On December 24, 2024, Marjorie Taylor Greene, representing Georgia's 14th district, participated in a purchase transaction involving shares of Adobe Inc. (NASDAQ:ADBE). Adobe is a leading software company known for its digital media and experience solutions. It competes with companies like Microsoft and Salesforce in the digital experience market.
Adobe Inc. is strategically leveraging its extensive product variety and quality, particularly in the digital media and experience segments, to offer unique marketing solutions. This approach aids in retaining current users and expanding its market share by attracting new users. Adobe's focus on AI integration and personalized solutions is designed to enhance monetization and optimize margins, supporting long-term growth and market expansion throughout the user funnel.
Adobe's robust financial performance and efficient operations suggest it is well-positioned for ongoing growth, even in the face of recent share sell-offs. The company's fiscal year 2024 Q4 results surpassed expectations. However, the stock experienced a decline due to lowered guidance and concerns regarding the profitability of its AI investments. Currently, Adobe's valuation is appealing as it trades below its historical averages.
Adobe experienced a robust financial performance in FY2024, with revenue increasing by 11%, adjusted EBIT rising by 16%, and adjusted EPS growing by 25%. Despite these positive financial metrics, Adobe's stock price fell by 27% over the past year. The decline in stock value is attributed to the disruption caused by AI-driven text-to-image and video tools, which are impacting the lower-end segment of the content creation market.

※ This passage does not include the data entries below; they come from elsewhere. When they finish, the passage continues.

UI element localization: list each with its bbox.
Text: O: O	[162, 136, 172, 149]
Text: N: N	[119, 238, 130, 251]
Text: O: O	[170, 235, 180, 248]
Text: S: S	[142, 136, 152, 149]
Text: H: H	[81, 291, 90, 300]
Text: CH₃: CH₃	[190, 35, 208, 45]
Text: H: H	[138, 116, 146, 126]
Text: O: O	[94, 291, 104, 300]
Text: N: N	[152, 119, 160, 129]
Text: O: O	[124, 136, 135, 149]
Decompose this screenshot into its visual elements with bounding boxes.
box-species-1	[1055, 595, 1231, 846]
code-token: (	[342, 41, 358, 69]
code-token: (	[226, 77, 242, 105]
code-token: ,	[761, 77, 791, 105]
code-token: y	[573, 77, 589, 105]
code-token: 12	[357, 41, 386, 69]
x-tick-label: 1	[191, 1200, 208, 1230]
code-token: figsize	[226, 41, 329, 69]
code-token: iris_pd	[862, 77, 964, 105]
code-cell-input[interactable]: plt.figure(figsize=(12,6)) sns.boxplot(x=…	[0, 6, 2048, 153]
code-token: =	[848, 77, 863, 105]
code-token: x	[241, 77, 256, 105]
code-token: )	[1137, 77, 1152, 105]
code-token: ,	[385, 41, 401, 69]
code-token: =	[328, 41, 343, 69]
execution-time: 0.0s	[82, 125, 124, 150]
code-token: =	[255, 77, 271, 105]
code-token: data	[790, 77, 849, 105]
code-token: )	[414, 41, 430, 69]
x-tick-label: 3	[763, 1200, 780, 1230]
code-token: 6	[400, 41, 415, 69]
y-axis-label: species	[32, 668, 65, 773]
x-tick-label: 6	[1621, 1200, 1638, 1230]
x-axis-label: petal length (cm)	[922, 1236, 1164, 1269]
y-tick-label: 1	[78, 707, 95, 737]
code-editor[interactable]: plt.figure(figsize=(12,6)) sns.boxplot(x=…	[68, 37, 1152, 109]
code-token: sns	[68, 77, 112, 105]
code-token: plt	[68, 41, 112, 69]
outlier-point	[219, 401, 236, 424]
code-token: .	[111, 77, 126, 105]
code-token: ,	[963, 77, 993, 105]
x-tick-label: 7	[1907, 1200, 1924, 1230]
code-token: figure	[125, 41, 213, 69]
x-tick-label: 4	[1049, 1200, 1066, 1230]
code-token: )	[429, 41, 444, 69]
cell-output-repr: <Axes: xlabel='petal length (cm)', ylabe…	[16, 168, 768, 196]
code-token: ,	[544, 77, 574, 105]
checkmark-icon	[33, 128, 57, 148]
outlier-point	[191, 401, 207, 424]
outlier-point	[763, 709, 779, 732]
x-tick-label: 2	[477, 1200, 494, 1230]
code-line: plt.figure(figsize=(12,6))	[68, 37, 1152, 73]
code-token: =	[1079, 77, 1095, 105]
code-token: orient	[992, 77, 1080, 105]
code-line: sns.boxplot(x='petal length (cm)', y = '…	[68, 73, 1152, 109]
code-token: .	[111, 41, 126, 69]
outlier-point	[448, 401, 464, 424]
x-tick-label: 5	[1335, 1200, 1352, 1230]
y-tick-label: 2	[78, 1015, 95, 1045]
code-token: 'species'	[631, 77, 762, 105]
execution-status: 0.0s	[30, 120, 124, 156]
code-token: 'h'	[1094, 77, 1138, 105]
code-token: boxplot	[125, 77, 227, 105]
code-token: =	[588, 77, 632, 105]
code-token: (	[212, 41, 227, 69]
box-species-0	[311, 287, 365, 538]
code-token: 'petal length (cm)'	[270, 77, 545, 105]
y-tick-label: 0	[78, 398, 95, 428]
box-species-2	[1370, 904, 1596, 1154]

Adobe Inc. (NASDAQ:ADBE) is currently trading at $444.71 on the NASDAQ. The stock has experienced a slight decrease of 0.40%, with a change of $1.77. During the day, the stock has fluctuated between a low of $438.57 and a high of $444.80. Over the past year, Adobe's stock has reached a high of $638.25 and a low of $432.47. The company's market capitalization stands at approximately $195.76 billion, with a trading volume of 1,177,368 shares.
Adobe (NASDAQ:ADBE) delivered strong fourth-quarter results, surpassing analyst expectations for earnings and revenue, yet a softer revenue outlook for the coming periods caused its stock to slide over 12% intra-day today.
For the fiscal fourth quarter, Adobe reported adjusted earnings per share of $4.81 on revenue of $5.61 billion, both ahead of market estimates, which had forecast EPS of $4.67 on revenue of $5.54 billion. The company’s net new digital media annualized recurring revenue reached $578 million, while its digital experience segment saw revenue grow 10% year-over-year to $1.40 billion.
Adobe’s total remaining performance obligations (RPOs) climbed to $19.96 billion, reflecting a 16% year-over-year increase and slightly accelerating from the 15% growth posted in the prior quarter.
However, the company’s guidance for fiscal Q1 raised concerns among investors. While adjusted EPS was forecasted between $4.95 and $5.00, slightly ahead of the $4.94 estimate, revenue was guided between $5.63 billion and $5.68 billion, falling short of the $5.72 billion consensus.
Looking ahead to fiscal 2025, Adobe projected adjusted earnings per share in the range of $20.20 to $20.50 and revenue between $23.30 billion and $23.55 billion. These forecasts came in below analyst expectations of $20.53 EPS and $23.80 billion in revenue. The revenue outlook implied a growth rate of approximately 9%, or about 10% on a constant currency basis.